Vladimir Feliz (PSD) acredita, no entanto, que o assunto “incomoda a cidade” e reafirmou o que já havia dito em entrevistas: “se eu tivesse nessa situação não seria candidato”. Sérgio Aires (BE) é mais duro e aponta para uma “dimensão política” do caso, em que não vê que “o interesse público tenha sido defendido”.
Dimensão essa que Moreira rejeita, enquanto espera “tranquilamente para que seja feita justiça, neste caso”. O presidente acrescentou ainda que é importante dar a conhecer o número dois da sua lista à população, mas isto em nada está relacionado com uma expetativa de perda de mandato – o que, se Moreira for eleito, nunca acontecerá antes do final de 2022, de acordo com juristas especializados nesta área do Direito.
O melhor e o pior do Porto em 2021
Em jeito de conclusão, cada um dos 11 candidatos teve direito a 1:30 para falar sobre o melhor e o pior do Porto, este ano.

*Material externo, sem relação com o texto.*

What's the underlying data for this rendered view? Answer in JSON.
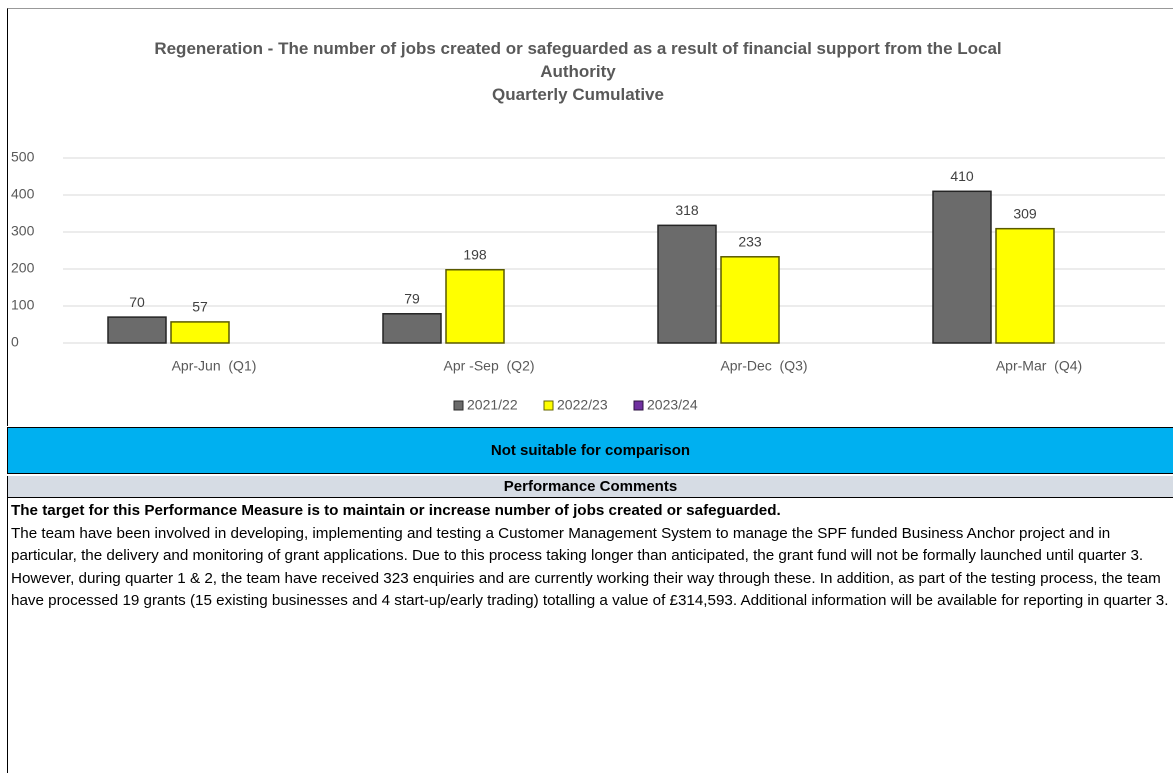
{
  "chart_data": {
    "type": "bar",
    "title": "Regeneration - The number of jobs created or safeguarded as a result of financial support from the Local Authority",
    "subtitle": "Quarterly Cumulative",
    "categories": [
      "Apr-Jun  (Q1)",
      "Apr -Sep  (Q2)",
      "Apr-Dec  (Q3)",
      "Apr-Mar  (Q4)"
    ],
    "series": [
      {
        "name": "2021/22",
        "color": "#6b6b6b",
        "values": [
          70,
          79,
          318,
          410
        ]
      },
      {
        "name": "2022/23",
        "color": "#ffff00",
        "values": [
          57,
          198,
          233,
          309
        ]
      },
      {
        "name": "2023/24",
        "color": "#7030a0",
        "values": [
          null,
          null,
          null,
          null
        ]
      }
    ],
    "ylim": [
      0,
      500
    ],
    "yticks": [
      0,
      100,
      200,
      300,
      400,
      500
    ],
    "grid": true,
    "legend": "bottom"
  },
  "status": "Not suitable for comparison",
  "comments": {
    "heading": "Performance Comments",
    "lead": "The target for this Performance Measure is to maintain or increase number of jobs created or safeguarded.",
    "body": "The team have been involved in developing, implementing and testing a Customer Management System to manage the SPF funded Business Anchor project and in particular, the delivery and monitoring of grant applications. Due to this process taking longer than anticipated, the grant fund will not be formally launched until quarter 3. However, during quarter 1 & 2, the team have received 323 enquiries and are currently working their way through these. In addition, as part of the testing process, the team have processed 19 grants (15 existing businesses and 4 start-up/early trading) totalling a value of £314,593. Additional information will be available for reporting in quarter 3."
  }
}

E estas foram as respostas:
Rui Moreira (“Porto, o Nosso Movimento”): O maior problema do Porto “é a questão do centralismo. Há questões, como a TAP, que são resolvidas sem incluir a nossa cidade”. E o melhor “são as pessoas, que podem contar comigo”.
Tiago Barbosa Rodrigues (PS): O melhor “foram mesmo as pessoas, numa tão difícil da nossa vida coletiva”, destacando o papel das instituições de saúde portuenses. O pior “foi a forma como a autarquia reagiu à pandemia, que foi das que menos apoiou as pessoas”.

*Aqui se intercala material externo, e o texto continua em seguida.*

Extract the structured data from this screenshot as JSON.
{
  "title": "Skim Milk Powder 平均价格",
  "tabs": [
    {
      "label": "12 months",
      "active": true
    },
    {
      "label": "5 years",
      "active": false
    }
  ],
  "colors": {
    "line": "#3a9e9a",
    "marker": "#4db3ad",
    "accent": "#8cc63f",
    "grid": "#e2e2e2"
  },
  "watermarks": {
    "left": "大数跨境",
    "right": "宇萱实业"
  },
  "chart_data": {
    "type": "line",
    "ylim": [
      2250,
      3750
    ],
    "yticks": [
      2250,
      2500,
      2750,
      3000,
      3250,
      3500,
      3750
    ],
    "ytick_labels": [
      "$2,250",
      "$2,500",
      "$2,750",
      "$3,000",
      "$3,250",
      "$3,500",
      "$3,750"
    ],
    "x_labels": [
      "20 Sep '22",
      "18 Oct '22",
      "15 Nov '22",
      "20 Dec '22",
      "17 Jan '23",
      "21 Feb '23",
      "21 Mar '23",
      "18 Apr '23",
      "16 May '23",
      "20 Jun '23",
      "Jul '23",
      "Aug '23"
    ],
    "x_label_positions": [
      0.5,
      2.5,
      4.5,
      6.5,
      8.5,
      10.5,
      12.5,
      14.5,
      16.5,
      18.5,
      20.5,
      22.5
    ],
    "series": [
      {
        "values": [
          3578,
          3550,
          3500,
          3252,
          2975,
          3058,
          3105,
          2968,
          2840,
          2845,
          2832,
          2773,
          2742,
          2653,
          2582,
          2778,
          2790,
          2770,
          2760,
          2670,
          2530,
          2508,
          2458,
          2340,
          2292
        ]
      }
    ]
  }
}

Vladimir Feliz (PSD): O melhor foi “o trabalho das instituições médicas no combate à pandemia”, que fizeram “um trabalho de referência no contexto nacional e mundial”. O pior foram as muitas promessas de Rui Moreira que ficaram por cumprir.
Ilda Figueiredo (CDU): O melhor do Porto”são sempre as pessoas, que deram a sua alma e que construiram a cidade”. Mas este ano, “estas pessoas foram duramente fustigadas”.

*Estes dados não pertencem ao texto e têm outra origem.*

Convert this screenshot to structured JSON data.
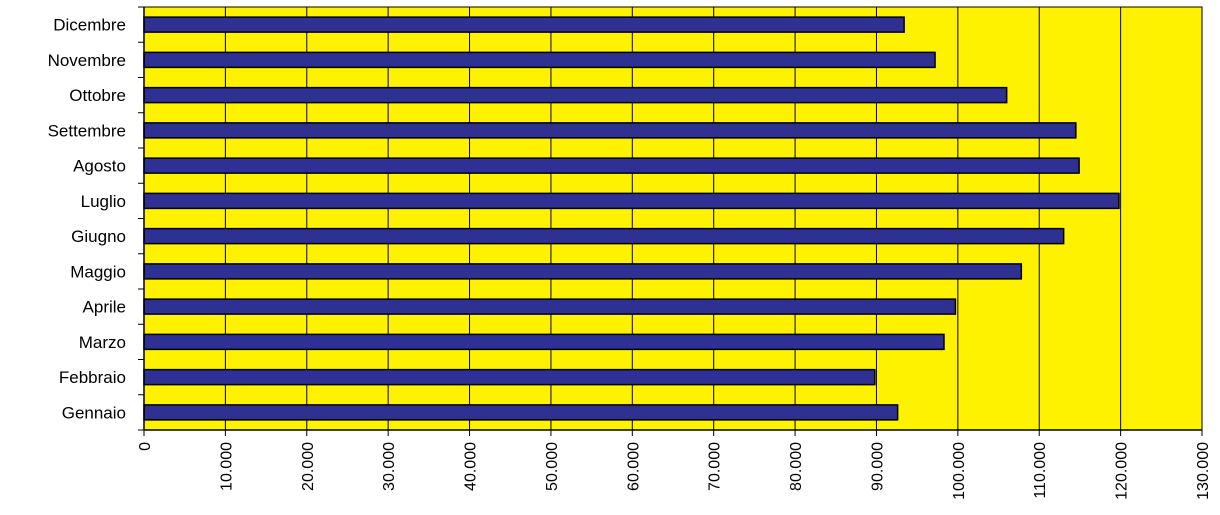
{
  "chart_data": {
    "type": "bar",
    "orientation": "horizontal",
    "categories": [
      "Gennaio",
      "Febbraio",
      "Marzo",
      "Aprile",
      "Maggio",
      "Giugno",
      "Luglio",
      "Agosto",
      "Settembre",
      "Ottobre",
      "Novembre",
      "Dicembre"
    ],
    "values": [
      92600,
      89800,
      98300,
      99700,
      107800,
      113000,
      119800,
      114900,
      114500,
      106000,
      97200,
      93400
    ],
    "xlim": [
      0,
      130000
    ],
    "xticks": [
      0,
      10000,
      20000,
      30000,
      40000,
      50000,
      60000,
      70000,
      80000,
      90000,
      100000,
      110000,
      120000,
      130000
    ],
    "xtick_labels": [
      "0",
      "10.000",
      "20.000",
      "30.000",
      "40.000",
      "50.000",
      "60.000",
      "70.000",
      "80.000",
      "90.000",
      "100.000",
      "110.000",
      "120.000",
      "130.000"
    ],
    "grid": "vertical",
    "legend": "none",
    "colors": {
      "plot_background": "#FFF200",
      "bar_fill": "#2E3192",
      "bar_edge": "#000000",
      "grid": "#000000"
    }
  }
}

Sérgio Aires (BE): O pior “foi a pandemia e as suas consequências, que se continuam a fazer-se sentir”. Um ponto positivo “são precisamente estas eleições – uma ótima oportunidade para melhorarmos”.
António Fonseca (Chega): O melhor foi a vacina e o pior “foi a cidade do Porto não saber responder às necessidades [da população] no tempo certo”.
Bebiana Cunha (PAN): O pior “foi a aprovação do Plano Diretor Municipal, que perpétua uma visão da cidade em contra ciclo com o que tem de ser feito para mudar a vida das pessoas”, “hipotecando a cidade por muitos anos” e desvalorizando o ambiente. O melhor é a participação das pessoas na cidade.
Diamantino Raposinho (Livre): O pior é a pandemia e a “falta de atenção dada às alterações climáticas, o grande tema da próxima década”. O melhor é o “envolvimento da sociedade civil na causa das alterações climáticas”.
Diogo Araújo Dantas (PPM): “O pior e o melhor é a bazuca, que pode servir para esconder oito anos de políticas socialistas e que tem de se evitar que vá parar aos bolsos dos donos disto tudo”.
André Eira (VOLT): O pior é o “afastamento, cada vez maior, dos cidadãos para com o poder autárquico”. O melhor “continua a ser o verdadeiro espírito europeu” que os portuenses demonstram.
Bruno Rebelo (Ergue-te!): O melhor da cidade é “a sua gente, a sua genuinidade, a forma como recebe toda a gente”. O pior foi “a má gestão de que a cidade tem sido alvo nos últimos mandatos”.